Kendi denizaltısını üretme kapasitesine sahip olan Türkiye’nin teknoloji ürünlerini ihraç eden bir ülke konumuna geldiğini belirten Atay, “Yazılım firmalarımızın dünya pazarında varlıklarını hissediyoruz. Teknolojinin gelişmesiyle bazı meslek gruplarında işsizlik olacağı korkusu var. Dünyada şuanda yüzde 14 oranında meslek grubu otomasyonun, makineleşmenin getirdiği risk altında. Değişime uğrayarak teknolojik gelişmeye ayak uydurması gereken meslek gruplarının oranı ise yüzde 36. Türkiye’de ise bu oran yüzde 56. Biz ofis olarak bu konuda neler yapabiliriz diye çalışıyoruz. Gelişmiş ülkelerde meslek içi eğitim oranı yüzde 60’a varıyor. Türkiye’de bu oran yüzde 16. Rakamlar bize her şeyi söylüyor. Bu değişen teknolojik düzende, istihdam ettiğimiz insanların yeni beceriler edinmesi için çalışmalıyız” ifadelerini kullandı.
İNSAN KAYNAKLARI ENVANTERİ
Uluslararası rekabette insanla ilgili her verinin sayısallaştığını söyleyen Atay, Cumhurbaşkanlığı İnsan Kaynakları Ofisi olarak Türkiye’nin verilerini sayısallaştırarak yayınladıklarını anlattı. Kamuda çalışan 3.3 milyon memura, memnuniyet, aidiyet, iletişim, insan kaynakları süreçleri, organizasyon ve yönetim faktörlerini ölçtüklerini söyleyen Atay, “862 bin kişi katıldı. Bunu ABD ve Avrupa ülkeleri de yapıyor. ABD’de 589 bin kişi katılırken, bizde 862 bin kişi katıldı. İnsanlarımızın ne kadar katılımcı olduğunu gördük. Bu çalışmaların yanında Türkiye’nin insan kaynaklarının envanterini çıkarmaya başladık. Eğitim durumlarından, sağlıklarına, beceri setlerine, spor, sanat, kültürde kaç insanımızın olduğunu envanterde göreceğiz. Öğrencilerimize yönelik düzenlediğimiz kariyer fuarımızı da 20-21 Mart 2020 tarihinde Kültürkpark’ta yineleyeceğiz” dedi. Üniversite mezunlarının da çeşitli verilerini kullanarak, sektörlerde ne kadar karşılık bulduğunu, istihdam oranlarını ve kazançlarını inceledikleri verileri de web sitelerinde yayınlandığını anlatan Doç. Dr. Salim Atay, öğrencilere bu verileri incelemelerini tavsiye etti.

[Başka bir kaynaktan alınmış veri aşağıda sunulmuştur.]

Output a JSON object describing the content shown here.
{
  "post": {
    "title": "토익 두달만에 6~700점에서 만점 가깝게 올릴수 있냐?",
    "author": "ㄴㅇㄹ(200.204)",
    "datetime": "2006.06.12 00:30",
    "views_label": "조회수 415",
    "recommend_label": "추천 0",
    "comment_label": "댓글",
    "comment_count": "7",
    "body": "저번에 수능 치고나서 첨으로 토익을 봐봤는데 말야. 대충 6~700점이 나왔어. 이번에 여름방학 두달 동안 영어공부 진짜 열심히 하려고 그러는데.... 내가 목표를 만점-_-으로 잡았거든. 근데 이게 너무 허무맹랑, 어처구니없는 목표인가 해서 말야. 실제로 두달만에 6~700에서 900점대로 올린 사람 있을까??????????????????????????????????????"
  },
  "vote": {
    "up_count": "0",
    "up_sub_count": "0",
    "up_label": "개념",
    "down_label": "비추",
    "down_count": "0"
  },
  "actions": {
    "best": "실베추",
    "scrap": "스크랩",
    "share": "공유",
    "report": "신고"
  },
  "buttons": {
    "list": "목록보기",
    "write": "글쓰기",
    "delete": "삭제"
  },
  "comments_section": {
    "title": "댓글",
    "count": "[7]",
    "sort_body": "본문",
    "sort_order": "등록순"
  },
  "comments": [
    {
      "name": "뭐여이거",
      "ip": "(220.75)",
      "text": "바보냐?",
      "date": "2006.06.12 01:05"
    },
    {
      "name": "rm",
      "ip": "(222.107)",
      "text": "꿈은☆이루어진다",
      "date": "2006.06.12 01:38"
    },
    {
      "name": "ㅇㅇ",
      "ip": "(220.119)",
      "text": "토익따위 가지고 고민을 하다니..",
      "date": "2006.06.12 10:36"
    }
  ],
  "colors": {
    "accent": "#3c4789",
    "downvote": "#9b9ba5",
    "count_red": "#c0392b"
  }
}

TEKNOLOJİK GELİŞİMDE TEŞVİK
Hayatımızın hemen her alanına yön veren günümüz teknolojilerinin bir zamanlar hayal dahi edilemeyecek düzeye ulaştığını söyleyen DEÜ Rektörü Prof. Dr. Nükhet Hotar, “Yapay zekadan nesnelerin internetine; dijital dönüşümden karanlık fabrikalara kadar temelde ekonomik döngünün yenilenen bileşeni olan teknoloji kavramı, Endüstri 4.0 ile bambaşka bir seviyede kendini göstermekte; çevremizi saran ağların ve yenilikçi yaklaşımların ön plana çıkmasını sağlamaktadır. Bu durum ülkelerin ulusal hedeflerini belirlemesinde de başat roller üstlenmektedir. Ülkemiz son yıllarda milli ve yerli kalkınma modelini benimseyen; dünyanın en büyük 10 ekonomisi arasında yer almayı hedefleyen bir konumdadır” dedi.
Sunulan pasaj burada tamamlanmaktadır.